Depois vemos o menino com o pai, aproximando-se do seu primeiro troféu. O animal foi abatido com um só tiro. O pai o encoraja e se orgulha dele.

Não é de se admirar que esse menino tenha se tornado o maior matador individual da história militar dos Estados Unidos. Tinha no sangue a agressividade do pai e foi estimulado desde criança a matar. Ao contrário do que desejava o pai, Chris Kyle (Bradley Cooper) era um lobo.

Acompanhando sua história, no filme inspirado em seu livro de memórias, vemos que até foi difícil atirar em sua primeira criança mas durante seus 1.000 dias de guerra ele tornou-se um viciado em matar. Para Chris, ter o tiro certeiro do melhor atirador de elite, era um triunfo sem o qual não podia mais viver.

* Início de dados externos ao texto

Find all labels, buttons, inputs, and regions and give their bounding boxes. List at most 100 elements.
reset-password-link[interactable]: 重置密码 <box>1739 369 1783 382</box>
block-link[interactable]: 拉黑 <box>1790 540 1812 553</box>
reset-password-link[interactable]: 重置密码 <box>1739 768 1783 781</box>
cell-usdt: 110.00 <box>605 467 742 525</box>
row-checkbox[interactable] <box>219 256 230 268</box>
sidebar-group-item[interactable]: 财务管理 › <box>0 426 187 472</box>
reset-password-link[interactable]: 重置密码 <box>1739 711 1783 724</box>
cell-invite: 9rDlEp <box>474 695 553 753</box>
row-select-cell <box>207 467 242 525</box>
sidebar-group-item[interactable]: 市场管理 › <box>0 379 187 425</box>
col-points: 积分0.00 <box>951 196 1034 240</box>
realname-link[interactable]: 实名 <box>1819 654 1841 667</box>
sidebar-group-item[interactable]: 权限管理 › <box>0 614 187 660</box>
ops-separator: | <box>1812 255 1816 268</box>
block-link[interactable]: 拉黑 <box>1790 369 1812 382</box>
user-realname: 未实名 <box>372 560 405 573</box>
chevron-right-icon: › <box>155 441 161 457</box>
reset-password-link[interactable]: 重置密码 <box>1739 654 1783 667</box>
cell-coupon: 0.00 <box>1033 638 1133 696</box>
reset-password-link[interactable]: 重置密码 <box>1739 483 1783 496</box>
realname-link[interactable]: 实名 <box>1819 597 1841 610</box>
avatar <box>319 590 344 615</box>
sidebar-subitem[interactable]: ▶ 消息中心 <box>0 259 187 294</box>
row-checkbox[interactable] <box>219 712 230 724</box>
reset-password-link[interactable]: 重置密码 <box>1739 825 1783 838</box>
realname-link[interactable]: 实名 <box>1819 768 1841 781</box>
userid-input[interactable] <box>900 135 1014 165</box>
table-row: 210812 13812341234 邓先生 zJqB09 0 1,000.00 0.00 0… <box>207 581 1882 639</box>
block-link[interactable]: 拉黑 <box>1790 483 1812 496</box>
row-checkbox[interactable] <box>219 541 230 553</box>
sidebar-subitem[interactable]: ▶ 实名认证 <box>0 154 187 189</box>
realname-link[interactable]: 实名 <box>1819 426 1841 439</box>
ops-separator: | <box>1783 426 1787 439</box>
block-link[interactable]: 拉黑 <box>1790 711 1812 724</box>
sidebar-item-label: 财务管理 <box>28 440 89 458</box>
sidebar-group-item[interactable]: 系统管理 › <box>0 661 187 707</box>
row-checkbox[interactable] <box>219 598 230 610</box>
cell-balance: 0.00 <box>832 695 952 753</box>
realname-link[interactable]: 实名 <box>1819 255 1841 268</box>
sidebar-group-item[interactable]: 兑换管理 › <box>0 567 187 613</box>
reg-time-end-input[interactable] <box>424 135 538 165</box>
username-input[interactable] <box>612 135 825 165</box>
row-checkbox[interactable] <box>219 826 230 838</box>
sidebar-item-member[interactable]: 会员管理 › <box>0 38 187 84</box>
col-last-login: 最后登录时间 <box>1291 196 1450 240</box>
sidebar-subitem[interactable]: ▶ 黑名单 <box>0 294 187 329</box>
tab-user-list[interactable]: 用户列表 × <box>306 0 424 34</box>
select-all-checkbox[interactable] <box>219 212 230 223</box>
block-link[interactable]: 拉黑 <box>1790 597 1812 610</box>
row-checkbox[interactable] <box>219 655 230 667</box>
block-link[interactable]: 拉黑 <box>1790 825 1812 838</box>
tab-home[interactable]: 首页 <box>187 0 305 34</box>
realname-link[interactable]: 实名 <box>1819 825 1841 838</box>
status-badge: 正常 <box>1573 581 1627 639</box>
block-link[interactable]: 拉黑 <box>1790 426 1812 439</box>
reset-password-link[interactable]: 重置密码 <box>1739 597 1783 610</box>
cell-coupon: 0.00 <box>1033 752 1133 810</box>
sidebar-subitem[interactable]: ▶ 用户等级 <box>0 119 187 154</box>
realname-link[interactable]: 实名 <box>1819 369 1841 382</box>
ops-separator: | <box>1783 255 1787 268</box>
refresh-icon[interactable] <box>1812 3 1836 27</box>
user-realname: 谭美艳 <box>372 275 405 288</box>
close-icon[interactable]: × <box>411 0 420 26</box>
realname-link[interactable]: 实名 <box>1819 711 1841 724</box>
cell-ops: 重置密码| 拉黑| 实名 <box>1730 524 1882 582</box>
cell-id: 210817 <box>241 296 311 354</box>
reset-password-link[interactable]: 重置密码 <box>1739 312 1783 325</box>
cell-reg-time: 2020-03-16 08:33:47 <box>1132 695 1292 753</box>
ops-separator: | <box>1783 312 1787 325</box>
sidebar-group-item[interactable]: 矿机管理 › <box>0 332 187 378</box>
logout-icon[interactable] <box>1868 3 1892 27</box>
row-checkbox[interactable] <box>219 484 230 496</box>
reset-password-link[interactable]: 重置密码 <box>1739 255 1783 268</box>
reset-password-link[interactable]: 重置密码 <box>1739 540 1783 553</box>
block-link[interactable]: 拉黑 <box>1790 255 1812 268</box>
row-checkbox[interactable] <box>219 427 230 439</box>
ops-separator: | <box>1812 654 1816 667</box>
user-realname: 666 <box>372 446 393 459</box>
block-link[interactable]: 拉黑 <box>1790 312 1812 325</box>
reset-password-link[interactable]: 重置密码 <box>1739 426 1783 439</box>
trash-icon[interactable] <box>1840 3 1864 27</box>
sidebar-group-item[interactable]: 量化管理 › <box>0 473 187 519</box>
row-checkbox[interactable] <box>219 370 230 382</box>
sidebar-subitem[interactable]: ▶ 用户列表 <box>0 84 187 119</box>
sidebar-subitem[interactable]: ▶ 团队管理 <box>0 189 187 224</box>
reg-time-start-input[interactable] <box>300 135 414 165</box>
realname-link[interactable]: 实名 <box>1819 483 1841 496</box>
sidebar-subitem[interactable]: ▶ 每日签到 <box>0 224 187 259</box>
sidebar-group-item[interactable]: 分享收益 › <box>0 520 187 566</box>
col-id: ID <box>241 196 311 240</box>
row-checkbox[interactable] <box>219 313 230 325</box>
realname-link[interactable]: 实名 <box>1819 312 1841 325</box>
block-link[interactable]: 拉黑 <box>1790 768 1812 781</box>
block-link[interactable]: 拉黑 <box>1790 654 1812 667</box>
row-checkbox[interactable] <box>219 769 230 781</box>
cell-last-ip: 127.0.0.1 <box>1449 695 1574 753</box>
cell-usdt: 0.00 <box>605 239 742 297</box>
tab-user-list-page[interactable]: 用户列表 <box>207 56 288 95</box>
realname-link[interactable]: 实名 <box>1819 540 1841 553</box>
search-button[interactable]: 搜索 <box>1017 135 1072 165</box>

A guerra foi uma boa desculpa para ele soltar o bicho que morava dentro dele. O psiquiatra que o atende em sua volta, pergunta:

“- Você matou 160 pessoas. E voltou quatro vezes para a guerra. Agora quase matou o cachorro que brincava com o seu filho… Isso não o preocupa?”

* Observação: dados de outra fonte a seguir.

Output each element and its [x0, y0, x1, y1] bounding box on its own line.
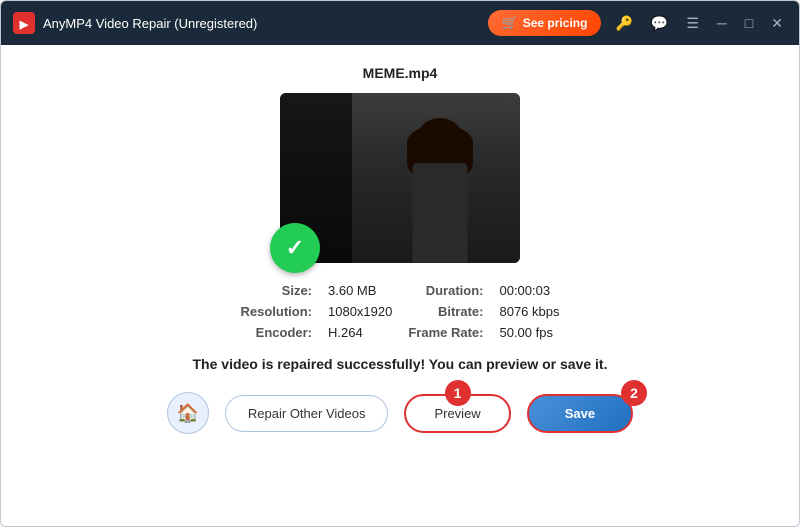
checkmark-icon: ✓ [286, 235, 304, 261]
badge-1: 1 [445, 380, 471, 406]
menu-icon[interactable]: ☰ [682, 13, 703, 34]
resolution-value: 1080x1920 [328, 304, 392, 319]
pricing-label: See pricing [523, 16, 588, 30]
encoder-label: Encoder: [241, 325, 313, 340]
save-button-wrapper: 2 Save [527, 394, 633, 433]
bitrate-value: 8076 kbps [499, 304, 559, 319]
home-icon: 🏠 [177, 403, 199, 424]
resolution-label: Resolution: [241, 304, 313, 319]
close-button[interactable]: ✕ [767, 13, 787, 34]
person-hair [415, 118, 465, 168]
size-value: 3.60 MB [328, 283, 392, 298]
repair-other-button[interactable]: Repair Other Videos [225, 395, 389, 432]
main-content: MEME.mp4 ✓ Size: 3.60 MB Duration: 0 [1, 45, 799, 526]
see-pricing-button[interactable]: 🛒 See pricing [488, 10, 602, 36]
chat-icon[interactable]: 💬 [647, 13, 672, 34]
titlebar: ▶ AnyMP4 Video Repair (Unregistered) 🛒 S… [1, 1, 799, 45]
minimize-button[interactable]: ─ [713, 13, 731, 33]
key-icon[interactable]: 🔑 [611, 13, 636, 34]
cart-icon: 🛒 [502, 15, 518, 31]
save-button[interactable]: Save [527, 394, 633, 433]
duration-value: 00:00:03 [499, 283, 559, 298]
video-filename: MEME.mp4 [363, 65, 438, 81]
home-button[interactable]: 🏠 [167, 392, 209, 434]
maximize-button[interactable]: □ [741, 13, 757, 33]
thumbnail-container: ✓ [280, 93, 520, 263]
encoder-value: H.264 [328, 325, 392, 340]
main-window: ▶ AnyMP4 Video Repair (Unregistered) 🛒 S… [0, 0, 800, 527]
success-checkmark-badge: ✓ [270, 223, 320, 273]
status-message: The video is repaired successfully! You … [193, 356, 608, 372]
action-buttons: 🏠 Repair Other Videos 1 Preview 2 Save [167, 392, 633, 434]
app-title: AnyMP4 Video Repair (Unregistered) [43, 16, 488, 31]
badge-2: 2 [621, 380, 647, 406]
svg-text:▶: ▶ [19, 19, 29, 31]
bitrate-label: Bitrate: [408, 304, 483, 319]
duration-label: Duration: [408, 283, 483, 298]
person-silhouette [390, 118, 490, 263]
preview-button-wrapper: 1 Preview [404, 394, 510, 433]
video-info-grid: Size: 3.60 MB Duration: 00:00:03 Resolut… [241, 283, 560, 340]
size-label: Size: [241, 283, 313, 298]
person-body [413, 163, 468, 263]
framerate-label: Frame Rate: [408, 325, 483, 340]
app-logo: ▶ [13, 12, 35, 34]
titlebar-actions: 🛒 See pricing 🔑 💬 ☰ ─ □ ✕ [488, 10, 787, 36]
framerate-value: 50.00 fps [499, 325, 559, 340]
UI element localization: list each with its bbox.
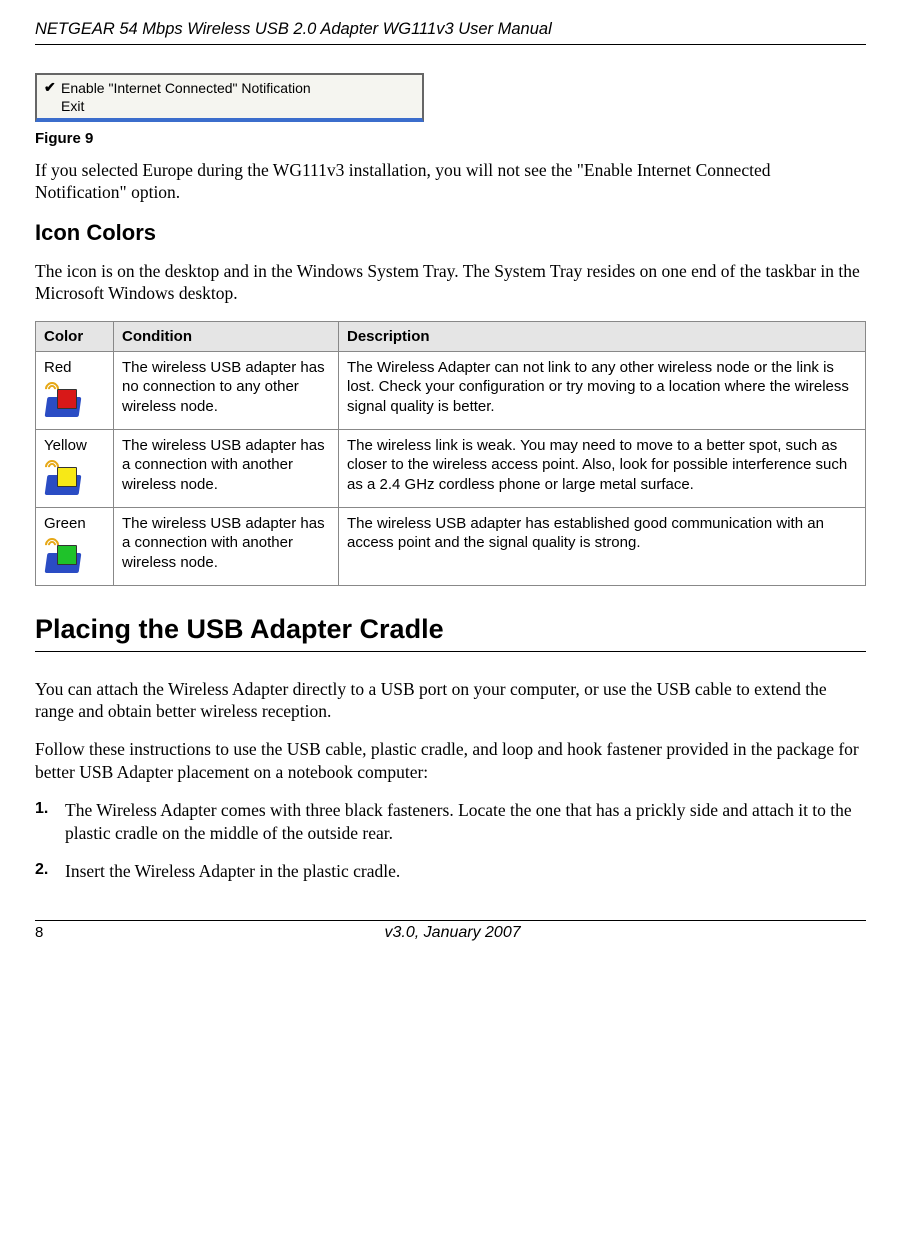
body-paragraph: The icon is on the desktop and in the Wi… xyxy=(35,260,866,305)
figure-caption: Figure 9 xyxy=(35,130,866,147)
section-divider xyxy=(35,651,866,652)
body-paragraph: Follow these instructions to use the USB… xyxy=(35,738,866,783)
table-header-condition: Condition xyxy=(114,321,339,351)
color-cell-green: Green xyxy=(36,507,114,585)
condition-cell: The wireless USB adapter has a connectio… xyxy=(114,429,339,507)
condition-cell: The wireless USB adapter has a connectio… xyxy=(114,507,339,585)
color-cell-red: Red xyxy=(36,351,114,429)
footer-divider xyxy=(35,920,866,921)
description-cell: The Wireless Adapter can not link to any… xyxy=(339,351,866,429)
icon-colors-table: Color Condition Description Red The wire… xyxy=(35,321,866,586)
page-footer: 8 v3.0, January 2007 xyxy=(35,920,866,942)
color-label: Yellow xyxy=(44,437,87,454)
table-header-color: Color xyxy=(36,321,114,351)
description-cell: The wireless USB adapter has established… xyxy=(339,507,866,585)
page-number: 8 xyxy=(35,924,43,942)
header-divider xyxy=(35,44,866,45)
step-item: The Wireless Adapter comes with three bl… xyxy=(35,799,866,844)
checkmark-icon: ✔ xyxy=(44,79,61,96)
menu-item-exit: Exit xyxy=(40,97,419,115)
table-row: Red The wireless USB adapter has no conn… xyxy=(36,351,866,429)
step-item: Insert the Wireless Adapter in the plast… xyxy=(35,860,866,882)
table-header-row: Color Condition Description xyxy=(36,321,866,351)
menu-item-enable-notification: ✔ Enable "Internet Connected" Notificati… xyxy=(40,78,419,97)
menu-item-label: Enable "Internet Connected" Notification xyxy=(61,80,311,96)
page-number-spacer xyxy=(862,924,866,942)
menu-item-label: Exit xyxy=(61,98,84,114)
section-heading-icon-colors: Icon Colors xyxy=(35,220,866,246)
document-header-title: NETGEAR 54 Mbps Wireless USB 2.0 Adapter… xyxy=(35,20,866,39)
adapter-icon-green xyxy=(44,537,105,579)
section-heading-cradle: Placing the USB Adapter Cradle xyxy=(35,614,866,645)
steps-list: The Wireless Adapter comes with three bl… xyxy=(35,799,866,882)
color-label: Green xyxy=(44,515,86,532)
adapter-icon-red xyxy=(44,381,105,423)
color-label: Red xyxy=(44,359,72,376)
adapter-icon-yellow xyxy=(44,459,105,501)
body-paragraph: You can attach the Wireless Adapter dire… xyxy=(35,678,866,723)
table-row: Green The wireless USB adapter has a con… xyxy=(36,507,866,585)
color-cell-yellow: Yellow xyxy=(36,429,114,507)
description-cell: The wireless link is weak. You may need … xyxy=(339,429,866,507)
table-header-description: Description xyxy=(339,321,866,351)
table-row: Yellow The wireless USB adapter has a co… xyxy=(36,429,866,507)
body-paragraph: If you selected Europe during the WG111v… xyxy=(35,159,866,204)
condition-cell: The wireless USB adapter has no connecti… xyxy=(114,351,339,429)
context-menu-screenshot: ✔ Enable "Internet Connected" Notificati… xyxy=(35,73,424,122)
footer-version: v3.0, January 2007 xyxy=(43,924,861,942)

Ele, que era amoroso com Taya (ótima Sienna Miller), a garota que ele escolhera para se casar, foi ficando cada vez mais distante, mais frio e duro:

“- Eu queria que você voltasse a ser humano!”, implora Taya, estranhando o jeito dele com ela e os filhos.

Mas, sentado na frente da TV desligada, Chris assiste a seu programa favorito. Os sons e as imagens da guerra, seu cenário ideal, estão instalados para sempre em sua mente psicótica. Só no meio da batalha ele se sente vivo, fazendo o que mais gosta. E isso foi também a sua perdição.

Clint Eastwood, 84 anos, ganhador de dois Oscars de melhor filme com “Os Imperdoáveis” e “Menina de Ouro”, volta a ocupar a imprensa americana, desde que seu último filme, lançado na temporada do Oscar, ganhou 6 indicações: melhor filme, ator (Bradley Cooper), roteiro adaptado, montagem, edição de som e mixagem de som.

Quer se goste ou não das posições políticas de Clint Eastwood, uma coisa é certa. Ele sabe como atingir o emocional das pessoas. “Sniper Americano” é um filme que faz com que se pense em como a guerra afeta de modo terrível a mente de certos indivíduos, além de matar e ferir outros tantos. E mais, como lidar com os que voltam estropiados no corpo e na alma?

Selma – Uma Luta pela Igualdade

“Selma – Uma Luta pela Igualdade”- “Selma”, Estados Unidos, 2014

Direção: Ava DuVernay

Enquanto ocorriam os episódios que esse filme conta, sobre a luta pela reinvidicação ao voto dos negros americanos, no sul dos Estados Unidos, nós brasileiros, brancos e negros, não podíamos votar por causa do golpe militar de 1964. Depois de 20 anos, esse direto nos foi devolvido pelo empenho que a sociedade mostrou, querendo democracia. Mas ainda existem países no mundo que anseiam por maior participação política.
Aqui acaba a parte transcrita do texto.